Después del mazazo que supuso el diagnóstico que me dio David, y de su tranquilizadora conversación, me fui para casa con la mente llena de pensamientos contradictorios. Estaba llena de preguntas sin respuesta, augurando un futuro incierto en el que lo que más me preocupaba era mi madre. No sabía si las palabras de David serían del todo ciertas o sería que me hablaba desde la posición del amigo y no desde la del doctor.

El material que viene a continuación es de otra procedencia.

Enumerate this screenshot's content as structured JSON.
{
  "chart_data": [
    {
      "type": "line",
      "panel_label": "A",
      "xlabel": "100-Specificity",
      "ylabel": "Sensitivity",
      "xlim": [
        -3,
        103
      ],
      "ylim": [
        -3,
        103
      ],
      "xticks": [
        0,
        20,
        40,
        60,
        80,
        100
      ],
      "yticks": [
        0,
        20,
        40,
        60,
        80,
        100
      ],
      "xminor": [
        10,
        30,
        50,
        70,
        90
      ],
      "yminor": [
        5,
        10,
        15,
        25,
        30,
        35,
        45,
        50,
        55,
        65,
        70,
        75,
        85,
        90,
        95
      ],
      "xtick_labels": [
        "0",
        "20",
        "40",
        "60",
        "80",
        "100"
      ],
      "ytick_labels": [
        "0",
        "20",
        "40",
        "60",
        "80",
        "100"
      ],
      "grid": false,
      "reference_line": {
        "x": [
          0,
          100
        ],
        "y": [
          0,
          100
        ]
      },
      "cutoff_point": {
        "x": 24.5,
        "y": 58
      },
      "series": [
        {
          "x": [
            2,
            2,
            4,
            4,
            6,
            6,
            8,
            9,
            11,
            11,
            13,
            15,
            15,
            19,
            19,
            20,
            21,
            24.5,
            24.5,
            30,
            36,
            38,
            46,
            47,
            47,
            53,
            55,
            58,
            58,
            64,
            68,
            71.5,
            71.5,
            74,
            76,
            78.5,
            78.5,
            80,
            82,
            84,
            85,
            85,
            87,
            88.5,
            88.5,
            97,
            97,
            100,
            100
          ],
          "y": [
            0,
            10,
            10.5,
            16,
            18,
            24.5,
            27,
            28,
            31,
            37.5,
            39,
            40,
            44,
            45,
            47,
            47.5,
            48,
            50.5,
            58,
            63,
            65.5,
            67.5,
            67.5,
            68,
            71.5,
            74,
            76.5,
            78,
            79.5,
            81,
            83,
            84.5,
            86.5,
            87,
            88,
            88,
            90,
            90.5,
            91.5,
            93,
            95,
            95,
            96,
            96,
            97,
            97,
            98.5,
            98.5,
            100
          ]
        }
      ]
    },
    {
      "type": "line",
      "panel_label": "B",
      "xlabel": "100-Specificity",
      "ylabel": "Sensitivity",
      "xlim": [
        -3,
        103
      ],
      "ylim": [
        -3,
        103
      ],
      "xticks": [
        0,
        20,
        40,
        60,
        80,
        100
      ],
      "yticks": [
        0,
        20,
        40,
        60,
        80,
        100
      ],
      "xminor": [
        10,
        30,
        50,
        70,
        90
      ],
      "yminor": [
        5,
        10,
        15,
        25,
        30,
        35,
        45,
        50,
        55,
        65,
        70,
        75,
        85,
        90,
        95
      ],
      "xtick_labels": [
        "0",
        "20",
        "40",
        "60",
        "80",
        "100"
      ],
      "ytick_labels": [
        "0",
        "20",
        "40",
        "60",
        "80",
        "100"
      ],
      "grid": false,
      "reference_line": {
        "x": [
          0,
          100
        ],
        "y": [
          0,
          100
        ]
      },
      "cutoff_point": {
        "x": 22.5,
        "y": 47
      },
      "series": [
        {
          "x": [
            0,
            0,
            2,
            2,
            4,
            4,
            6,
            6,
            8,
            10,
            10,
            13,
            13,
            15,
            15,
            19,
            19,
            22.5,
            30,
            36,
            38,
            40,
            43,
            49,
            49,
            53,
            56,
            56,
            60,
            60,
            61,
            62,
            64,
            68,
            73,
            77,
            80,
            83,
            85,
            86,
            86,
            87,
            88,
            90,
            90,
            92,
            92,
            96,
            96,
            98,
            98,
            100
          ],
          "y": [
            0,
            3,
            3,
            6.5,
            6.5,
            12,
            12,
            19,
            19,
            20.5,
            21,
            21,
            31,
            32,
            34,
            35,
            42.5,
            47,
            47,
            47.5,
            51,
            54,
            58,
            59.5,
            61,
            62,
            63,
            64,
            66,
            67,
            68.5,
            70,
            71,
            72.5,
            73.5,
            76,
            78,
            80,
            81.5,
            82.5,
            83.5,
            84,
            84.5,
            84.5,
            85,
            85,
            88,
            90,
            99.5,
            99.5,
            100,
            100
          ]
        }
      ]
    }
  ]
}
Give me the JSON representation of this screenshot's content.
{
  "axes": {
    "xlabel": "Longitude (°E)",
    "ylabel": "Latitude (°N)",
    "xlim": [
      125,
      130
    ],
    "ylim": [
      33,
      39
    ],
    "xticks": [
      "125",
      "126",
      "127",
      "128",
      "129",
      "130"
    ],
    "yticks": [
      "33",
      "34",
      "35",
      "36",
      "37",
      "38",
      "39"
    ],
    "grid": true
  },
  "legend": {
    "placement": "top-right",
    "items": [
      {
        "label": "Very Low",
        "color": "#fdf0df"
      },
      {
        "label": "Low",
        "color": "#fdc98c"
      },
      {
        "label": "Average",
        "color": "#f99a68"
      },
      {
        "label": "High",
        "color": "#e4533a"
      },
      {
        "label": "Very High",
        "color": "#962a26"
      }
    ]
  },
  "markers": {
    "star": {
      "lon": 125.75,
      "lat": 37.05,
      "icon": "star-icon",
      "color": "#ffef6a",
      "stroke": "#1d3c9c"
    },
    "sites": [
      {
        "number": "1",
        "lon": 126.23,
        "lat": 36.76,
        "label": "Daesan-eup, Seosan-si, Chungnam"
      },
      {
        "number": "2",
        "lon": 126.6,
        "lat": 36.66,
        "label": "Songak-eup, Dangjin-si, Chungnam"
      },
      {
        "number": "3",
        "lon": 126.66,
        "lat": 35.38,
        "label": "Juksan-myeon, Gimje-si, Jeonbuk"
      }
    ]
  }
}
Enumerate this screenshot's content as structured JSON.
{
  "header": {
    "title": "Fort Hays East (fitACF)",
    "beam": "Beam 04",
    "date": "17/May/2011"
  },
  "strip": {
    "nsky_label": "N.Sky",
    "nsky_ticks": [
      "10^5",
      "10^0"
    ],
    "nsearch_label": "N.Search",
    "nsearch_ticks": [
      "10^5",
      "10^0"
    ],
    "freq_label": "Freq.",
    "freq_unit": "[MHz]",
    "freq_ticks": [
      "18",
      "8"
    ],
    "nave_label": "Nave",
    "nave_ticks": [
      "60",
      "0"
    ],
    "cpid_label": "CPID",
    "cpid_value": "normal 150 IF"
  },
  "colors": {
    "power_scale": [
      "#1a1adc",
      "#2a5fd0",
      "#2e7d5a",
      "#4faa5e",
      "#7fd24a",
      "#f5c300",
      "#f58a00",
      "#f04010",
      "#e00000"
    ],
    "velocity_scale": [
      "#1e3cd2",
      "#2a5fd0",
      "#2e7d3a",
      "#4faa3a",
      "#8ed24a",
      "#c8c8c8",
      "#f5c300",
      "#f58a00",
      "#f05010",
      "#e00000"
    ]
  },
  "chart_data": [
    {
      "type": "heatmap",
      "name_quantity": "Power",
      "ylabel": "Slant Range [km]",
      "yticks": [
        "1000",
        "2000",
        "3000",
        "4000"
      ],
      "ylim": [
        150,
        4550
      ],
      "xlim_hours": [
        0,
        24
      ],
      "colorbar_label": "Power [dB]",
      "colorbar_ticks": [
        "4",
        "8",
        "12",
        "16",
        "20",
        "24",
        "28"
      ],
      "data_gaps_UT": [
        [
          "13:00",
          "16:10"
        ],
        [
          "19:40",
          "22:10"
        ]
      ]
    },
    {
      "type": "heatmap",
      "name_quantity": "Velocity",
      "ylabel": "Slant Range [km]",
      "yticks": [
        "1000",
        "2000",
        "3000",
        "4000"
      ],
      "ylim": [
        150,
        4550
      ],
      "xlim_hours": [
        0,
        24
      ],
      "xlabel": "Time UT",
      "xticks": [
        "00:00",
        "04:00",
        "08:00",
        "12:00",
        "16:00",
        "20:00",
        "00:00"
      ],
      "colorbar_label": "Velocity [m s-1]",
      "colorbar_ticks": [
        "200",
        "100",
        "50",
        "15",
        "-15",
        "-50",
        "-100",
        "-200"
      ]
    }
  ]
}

Sólo me quedaba esperar, vivir día a día viendo que no estaba tan mal como yo había pensado, que solo me temblaban las manos si estaba nerviosa.
Ánimo, resignación, paciencia, valentía para enfrentar lo que venga y siempre mirando hacia adelante, me repetía a mí misma cada día al levantarme de la cama. Esos deseos me hacían pasar el día con la sonrisa en los labios y pensando en la cantidad de personas que están peor que yo, en mi madre, que empeora por momentos, y en todas esas personas que tienen que luchar con enfermedades peores que la mía, que las hay.